Lawmakers who met privately with Obama emissaries on Wednesday said after the discussions that Obama would spend the remaining $350 billion of the financial bailout fund on expanded lending and reducing foreclosures, and would not use the money to help other industries.

Foreclosures - which keep breaking records going back 30 years, according to the Mortgage Bankers Association - are likely to remain well above normal levels for years to come, and that will continue to keep home prices from rebounding.

"Hitting bottom is a lot different than coming off the bottom," said Christopher Thornberg, a principal with Beacon Economics in Los Angeles.

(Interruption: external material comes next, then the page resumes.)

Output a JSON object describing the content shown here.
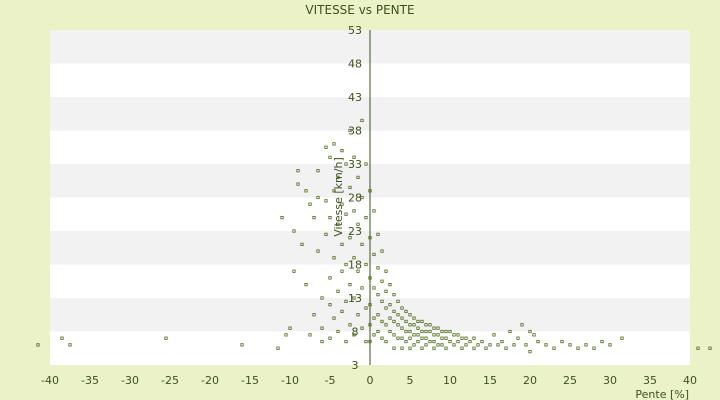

Commenting Wednesday in his column, "Other People's Money," CNET Political Editor Declan McCullagh argued that politicians should resist populist pressure to bailout Americans who took out mortgages on homes they could not afford. "This is not politically correct to say, but the reality is that not everyone can afford a house," said McCullagh.

The four states with the highest foreclosure rates last year were Nevada, Florida, Arizona and California.

More than 1.1 million properties in those four states received a foreclosure notice, almost half the national total. And more than one in five of those households were in California, which is coping with massive job losses in the housing and mortgage industries as well as a rapid decline in home prices.

In December, more than 303,000 properties nationwide received at least one foreclosure notice, up more than 40 percent from a year earlier and up 17 percent from November, according to RealtyTrac.

Nearly 79,000 properties were repossessed by lenders in December, a 61 percent increase over a year ago.